New quayside Window Museum display features the Waterfront of yesterday and today
PUBLISHED: 12:56 08 May 2015 | UPDATED: 12:56 08 May 2015
A time of change at the Waterfront captured in photographs
Ipswich Waterfront has changed enormously over recent years and the pace of change is accelerating.
The riverside with its wooden quays was replaced by the Victorian Wet Dock for international trade, imports and exports creating tremendous wealh and industry.
Now today the Waterfront has a new role, as a focus for living by the water, leisure and entertainment and there are still high-end marine-based businesse.

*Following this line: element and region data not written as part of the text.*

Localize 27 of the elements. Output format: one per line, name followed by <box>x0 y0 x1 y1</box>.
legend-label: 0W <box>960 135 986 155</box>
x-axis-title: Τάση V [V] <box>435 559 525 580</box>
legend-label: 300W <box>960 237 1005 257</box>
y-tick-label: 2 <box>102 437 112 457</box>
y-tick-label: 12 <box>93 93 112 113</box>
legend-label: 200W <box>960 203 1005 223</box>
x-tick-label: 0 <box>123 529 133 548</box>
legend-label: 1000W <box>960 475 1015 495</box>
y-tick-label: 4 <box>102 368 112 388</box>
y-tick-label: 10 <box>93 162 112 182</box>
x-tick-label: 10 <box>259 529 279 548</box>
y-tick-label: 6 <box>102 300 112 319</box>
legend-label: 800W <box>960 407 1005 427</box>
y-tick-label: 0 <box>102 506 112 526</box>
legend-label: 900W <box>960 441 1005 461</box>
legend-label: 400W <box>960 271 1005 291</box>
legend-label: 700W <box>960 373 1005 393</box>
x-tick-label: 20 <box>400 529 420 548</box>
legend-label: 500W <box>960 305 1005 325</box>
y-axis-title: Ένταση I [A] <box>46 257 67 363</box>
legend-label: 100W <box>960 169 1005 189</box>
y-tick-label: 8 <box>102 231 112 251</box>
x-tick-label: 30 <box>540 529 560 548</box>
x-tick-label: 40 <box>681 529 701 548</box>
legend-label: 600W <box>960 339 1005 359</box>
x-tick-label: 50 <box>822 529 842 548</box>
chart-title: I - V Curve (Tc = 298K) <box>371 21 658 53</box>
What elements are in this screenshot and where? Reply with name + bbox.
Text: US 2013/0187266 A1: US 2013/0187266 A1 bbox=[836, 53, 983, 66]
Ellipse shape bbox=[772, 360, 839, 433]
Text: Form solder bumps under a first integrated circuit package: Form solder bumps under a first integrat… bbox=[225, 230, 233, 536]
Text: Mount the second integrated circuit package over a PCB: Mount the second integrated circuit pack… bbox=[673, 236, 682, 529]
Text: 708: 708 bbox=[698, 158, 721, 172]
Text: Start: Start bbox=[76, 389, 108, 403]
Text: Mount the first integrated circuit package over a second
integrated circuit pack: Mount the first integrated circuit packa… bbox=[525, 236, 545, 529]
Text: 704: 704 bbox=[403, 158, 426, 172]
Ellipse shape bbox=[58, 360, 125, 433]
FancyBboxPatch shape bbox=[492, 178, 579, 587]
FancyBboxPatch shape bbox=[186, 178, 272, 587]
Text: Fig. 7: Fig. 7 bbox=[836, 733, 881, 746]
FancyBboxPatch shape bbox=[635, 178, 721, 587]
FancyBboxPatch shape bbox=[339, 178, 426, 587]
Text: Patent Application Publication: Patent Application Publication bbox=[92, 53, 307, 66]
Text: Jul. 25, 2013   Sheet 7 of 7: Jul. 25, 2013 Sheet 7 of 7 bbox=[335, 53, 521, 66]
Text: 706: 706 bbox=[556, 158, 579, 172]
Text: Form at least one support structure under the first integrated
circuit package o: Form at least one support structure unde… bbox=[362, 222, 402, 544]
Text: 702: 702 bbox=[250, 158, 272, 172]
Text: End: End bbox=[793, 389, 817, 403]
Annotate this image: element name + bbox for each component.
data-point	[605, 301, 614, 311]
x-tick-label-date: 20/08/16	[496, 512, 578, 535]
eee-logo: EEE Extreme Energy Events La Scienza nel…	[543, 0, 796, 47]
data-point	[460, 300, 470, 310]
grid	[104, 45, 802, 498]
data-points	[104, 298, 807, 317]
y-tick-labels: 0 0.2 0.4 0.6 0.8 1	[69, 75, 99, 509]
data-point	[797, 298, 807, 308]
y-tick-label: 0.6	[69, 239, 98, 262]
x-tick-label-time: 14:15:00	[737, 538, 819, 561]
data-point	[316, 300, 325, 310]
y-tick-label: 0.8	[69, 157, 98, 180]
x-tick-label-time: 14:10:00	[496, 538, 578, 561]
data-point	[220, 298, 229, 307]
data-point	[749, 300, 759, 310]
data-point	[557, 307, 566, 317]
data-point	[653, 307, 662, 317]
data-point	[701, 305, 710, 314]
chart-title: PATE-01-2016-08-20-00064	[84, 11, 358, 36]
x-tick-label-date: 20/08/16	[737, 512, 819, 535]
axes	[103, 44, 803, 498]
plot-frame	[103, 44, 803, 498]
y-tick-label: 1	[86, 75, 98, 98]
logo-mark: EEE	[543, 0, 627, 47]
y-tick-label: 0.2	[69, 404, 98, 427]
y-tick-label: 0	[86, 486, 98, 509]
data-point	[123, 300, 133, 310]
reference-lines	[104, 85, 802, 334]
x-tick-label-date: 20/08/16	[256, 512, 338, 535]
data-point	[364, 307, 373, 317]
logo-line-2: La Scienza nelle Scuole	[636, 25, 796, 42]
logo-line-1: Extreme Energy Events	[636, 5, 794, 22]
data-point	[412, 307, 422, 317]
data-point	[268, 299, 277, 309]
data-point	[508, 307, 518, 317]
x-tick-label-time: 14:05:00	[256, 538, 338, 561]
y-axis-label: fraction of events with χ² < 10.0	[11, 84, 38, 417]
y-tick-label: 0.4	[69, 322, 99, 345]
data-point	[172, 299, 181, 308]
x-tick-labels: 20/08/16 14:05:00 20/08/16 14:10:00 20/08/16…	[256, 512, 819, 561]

Millions of pounds worth of yachts and cruisers are tied up at the marina pontoons.
The latest Ipswich Maritime Trust Window Museum exhibition, titled The Waterfront 1837, actually charts the changes from 1837, when Edward Caley produced detailed and drawings, and subsequent times to the present day.
The are old photographs including John Wiggin’s 1846 images and more recently David Kindred’s Wherry Quay panorama of 1965.
Stuart Grimwade, and other IMT `window wizards’ were putting the final touches to the new display this week, and it will stay in place during the summer months.
“It will be here six months,” he said, “and it is a fascinating display. We are sure people will enjoy it.”
“We are grateful for the support of UCS Department of Photography and Lawrence Woolston who has produced the photos of how the area looks today.”
There is a chance to compare sections of the Waterfront today also with the Victorian drawings.
The Caley drawings of Ipswich Waterfront
In 1837 Edward Caley prepared detailed plans and drawings of all the town’s quays, wharves, warehouses, shipyards, maritime businesses and factories from Stoke Bridge as far down river as the then newly constructed gasworks (where Patteson Road is today).
In those days, ship movements to and from the old wooden quays were restricted by the river emptying and filling with the tide each day, and the bold decision was taken to create an entirely new dock for the town.
The 1841 Census shows Mr Edward Caley, then aged 20, living in St. Peter’s Street with his younger brother, whom he had appointed to assist him.
Stuart said: “We must assume that this is the same Edward Caley who prepared the drawings some years earlier. As assistant-engineer under Mr. Henry Palmer, Edward was then given sole responsibility for the construction of the Wet Dock that we see today, when the tidal River Orwell was diverted through the New Cut. In 1843, when the new Wet Dock opened, it was one of the largest areas of impounded water of its kind in Europe, and helped to create much of the town’s Victorian industrial growth and wealth. With his work finished in Ipswich, Mr Caley was appointed a government
engineer in Ceylon but died a year later.
“With the four Caley panels, for comparison, we show a panoramic view of the same area of today’s waterfront as Mr Caley depicted in his coloured illustrations. This present day photographic equivalent of Edward Caley’s drawings was created by Lawrence Woolston of University Campus Suffolk, and the trust is grateful for their help and support during the making of this display.”
The IMT Window Museum can be seen by day or night by visitors to the area.